In delay at that place lies no plenty,
Then come osculation me sweetness and twenty;
Youth's a stuff volition not endure. (II.iii.47-52)
This idea of time marching inexorably on is 1 that weaves its way throughout Twelfth Nighttime. Olivia, while talking to Viola, says that "the clock upbraids [her] with the waste of time" (Three.i.130); one of the officers who arrests Antonio exclaims, "the time goes by, abroad!" (Iii.iv.364); Orsino asks Viola (as Cesario), "what wilt thou exist/When time hath sow'd a grizzle on thy example?" (V.i.164-5); and Feste, having gotten back at Malvolio, says, "And thus the whirligig of fourth dimension brings in his revenges" (V.i.376-7). There is a preoccupation with time, and time floating by. For Feste in particular, there is an awareness of the movement of time; equally per Bush'southward argument that a Fool is always himself, Feste is fixed in one identify. His duty is to others, not to himself, so he is unable to grow or change like anybody else. Instead, he must detect those effectually him flowing fluidly on in their lives, equally he grows older but remains firmly stock-still in his unchanging position equally Fool. He is static, unlike the rest of Illyria, and as such will always be alone. Even his terminal song, which he sings while solus on stage, emphasises the loneliness of his life:
But when I came to man's manor,
With hey ho, the wind and the rain,
'Gainst knaves and thieves men close their gate,
For the rain it raineth every twenty-four hour period.
But when I came, alas, to wive,
With hey ho, the wind and the rain,
Past swaggering could I never thrive,
For the pelting it raineth every twenty-four hours. (Five.i.393-400)
the reality of wind and rain wins out, the monotony of everyday. The passing of time is painful [for everyone, merely particularly for Feste, as he does not travel through it as others do], may even seem unendurable, merely at that place is nothing for it but resignation, the wise credence of the Fool. (72)
A Fool is a curious character, and it would have been easy for Shakespeare to cast Feste in the role of the traditional fool, of the i-dimensional sort that speaks riddles, holds a sceptre, wears a jester cap, and falls into the vulgar to achieve laughs from his audience. The fact that he did non suggests that he was trying to produce a graphic symbol that reflected multiple aspects of humanity. People go to the theatre to see characters that they tin recognise in their friends, their neighbours, or their family, and the sadness and melancholy that bleed through Feste's jests give him a realness that is hard to deny. He knows a great deal and is wise in the ways of the world; despite his loneliness, Feste is still able to produce a smile for his mistress, and nosotros expect that of him. After all, "we accept searched for our answers in the play's mirror; and the image cast back has been that of a wryly smile, somewhat weary jester, one of life's privileged spies into the mystery of things" (Greif 61).
Works Cited
Evans, G. Blakemore, ed. The Riverside Shakespeare. 2nd ed.

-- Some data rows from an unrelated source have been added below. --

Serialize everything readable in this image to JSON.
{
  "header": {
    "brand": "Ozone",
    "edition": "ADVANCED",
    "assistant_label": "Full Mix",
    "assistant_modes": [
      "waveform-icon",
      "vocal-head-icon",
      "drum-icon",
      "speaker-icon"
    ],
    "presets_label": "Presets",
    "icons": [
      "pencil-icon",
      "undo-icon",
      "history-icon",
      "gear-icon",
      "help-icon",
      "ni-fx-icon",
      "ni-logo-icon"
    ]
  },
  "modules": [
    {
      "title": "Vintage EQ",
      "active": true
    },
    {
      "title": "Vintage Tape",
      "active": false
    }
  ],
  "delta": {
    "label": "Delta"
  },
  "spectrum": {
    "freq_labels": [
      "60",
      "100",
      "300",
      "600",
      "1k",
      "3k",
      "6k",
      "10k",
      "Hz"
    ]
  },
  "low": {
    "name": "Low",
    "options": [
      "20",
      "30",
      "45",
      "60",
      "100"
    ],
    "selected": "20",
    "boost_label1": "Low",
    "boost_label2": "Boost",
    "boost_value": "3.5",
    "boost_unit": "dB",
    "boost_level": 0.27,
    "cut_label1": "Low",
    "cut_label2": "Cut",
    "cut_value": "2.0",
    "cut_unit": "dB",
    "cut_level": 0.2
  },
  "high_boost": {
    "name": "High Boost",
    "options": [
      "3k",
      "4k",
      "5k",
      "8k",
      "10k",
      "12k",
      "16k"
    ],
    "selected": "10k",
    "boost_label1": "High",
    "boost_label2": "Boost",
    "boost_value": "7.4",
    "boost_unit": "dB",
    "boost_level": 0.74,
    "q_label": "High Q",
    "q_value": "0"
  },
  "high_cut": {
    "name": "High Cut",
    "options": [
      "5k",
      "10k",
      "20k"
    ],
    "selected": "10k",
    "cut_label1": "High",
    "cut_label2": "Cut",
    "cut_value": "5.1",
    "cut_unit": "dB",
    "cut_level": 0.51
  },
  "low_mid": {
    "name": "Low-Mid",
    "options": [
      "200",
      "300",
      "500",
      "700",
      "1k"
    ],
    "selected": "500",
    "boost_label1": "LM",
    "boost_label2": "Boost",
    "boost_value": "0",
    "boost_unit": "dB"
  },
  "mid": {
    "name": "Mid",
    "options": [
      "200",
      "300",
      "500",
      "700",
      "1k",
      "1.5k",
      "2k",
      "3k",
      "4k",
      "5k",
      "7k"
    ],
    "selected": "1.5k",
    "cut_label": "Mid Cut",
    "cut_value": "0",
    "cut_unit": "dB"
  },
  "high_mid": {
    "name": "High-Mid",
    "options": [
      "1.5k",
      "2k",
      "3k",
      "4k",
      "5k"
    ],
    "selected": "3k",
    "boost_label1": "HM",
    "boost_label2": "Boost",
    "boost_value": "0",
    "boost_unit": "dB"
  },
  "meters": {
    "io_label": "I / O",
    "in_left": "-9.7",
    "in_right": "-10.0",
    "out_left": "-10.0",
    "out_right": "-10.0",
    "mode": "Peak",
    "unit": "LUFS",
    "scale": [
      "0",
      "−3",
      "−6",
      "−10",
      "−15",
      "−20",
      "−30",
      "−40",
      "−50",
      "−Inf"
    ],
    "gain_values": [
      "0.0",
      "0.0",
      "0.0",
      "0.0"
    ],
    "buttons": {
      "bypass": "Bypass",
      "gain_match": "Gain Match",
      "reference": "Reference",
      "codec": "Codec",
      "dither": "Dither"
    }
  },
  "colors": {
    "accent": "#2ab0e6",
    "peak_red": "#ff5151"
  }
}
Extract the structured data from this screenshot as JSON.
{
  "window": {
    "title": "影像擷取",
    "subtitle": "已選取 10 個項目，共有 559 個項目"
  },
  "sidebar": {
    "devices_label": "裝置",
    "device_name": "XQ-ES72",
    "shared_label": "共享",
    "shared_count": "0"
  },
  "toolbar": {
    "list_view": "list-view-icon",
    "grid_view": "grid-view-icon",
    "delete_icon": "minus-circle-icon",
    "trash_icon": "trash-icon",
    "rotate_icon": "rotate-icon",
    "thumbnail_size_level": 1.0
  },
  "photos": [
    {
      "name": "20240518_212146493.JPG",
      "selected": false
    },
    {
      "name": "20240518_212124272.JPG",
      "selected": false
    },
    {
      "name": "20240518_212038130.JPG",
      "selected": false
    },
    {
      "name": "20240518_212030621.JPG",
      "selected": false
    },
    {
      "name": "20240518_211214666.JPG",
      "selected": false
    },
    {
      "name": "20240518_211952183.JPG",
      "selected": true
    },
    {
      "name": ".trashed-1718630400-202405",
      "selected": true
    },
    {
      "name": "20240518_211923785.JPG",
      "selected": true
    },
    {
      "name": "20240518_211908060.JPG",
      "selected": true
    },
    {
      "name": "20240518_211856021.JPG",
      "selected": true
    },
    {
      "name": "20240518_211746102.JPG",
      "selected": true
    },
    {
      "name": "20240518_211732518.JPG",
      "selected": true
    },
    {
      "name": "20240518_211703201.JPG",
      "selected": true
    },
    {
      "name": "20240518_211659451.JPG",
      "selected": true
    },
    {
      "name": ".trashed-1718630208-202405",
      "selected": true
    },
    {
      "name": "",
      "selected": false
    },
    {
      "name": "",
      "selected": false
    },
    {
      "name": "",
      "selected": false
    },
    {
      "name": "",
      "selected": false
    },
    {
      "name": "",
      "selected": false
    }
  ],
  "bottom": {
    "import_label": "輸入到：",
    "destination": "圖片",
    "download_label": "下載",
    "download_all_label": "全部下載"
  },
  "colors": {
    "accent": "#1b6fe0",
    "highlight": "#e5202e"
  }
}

Boston: Houghton Mifflin, 1997.
Works Referenced
Draper, J.Due west. "Et in Illyria Feste." Shakespeare Association
Bulletin 17 (January 1942): 25-32.
Greif, Karen. "Review: A Star is Born: Feste on the Modern
Stage." Shakespeare Quarterly 39 (Spring 1988): 61-78.
Levin, Richard A. Love and Society in Shakespearean Comedy.
Newark: U of Delaware P; London: Associated U P, 1985.
Salingar, L.G. "The Design of Twelfth Night." Shakespeare
Quarterly 9 (Leap 1958): 117-139.
Willeford, William. The Fool and his Scepter: A Written report in Clowns
and Jesters and Their Audition. Northwestern U P, 1969.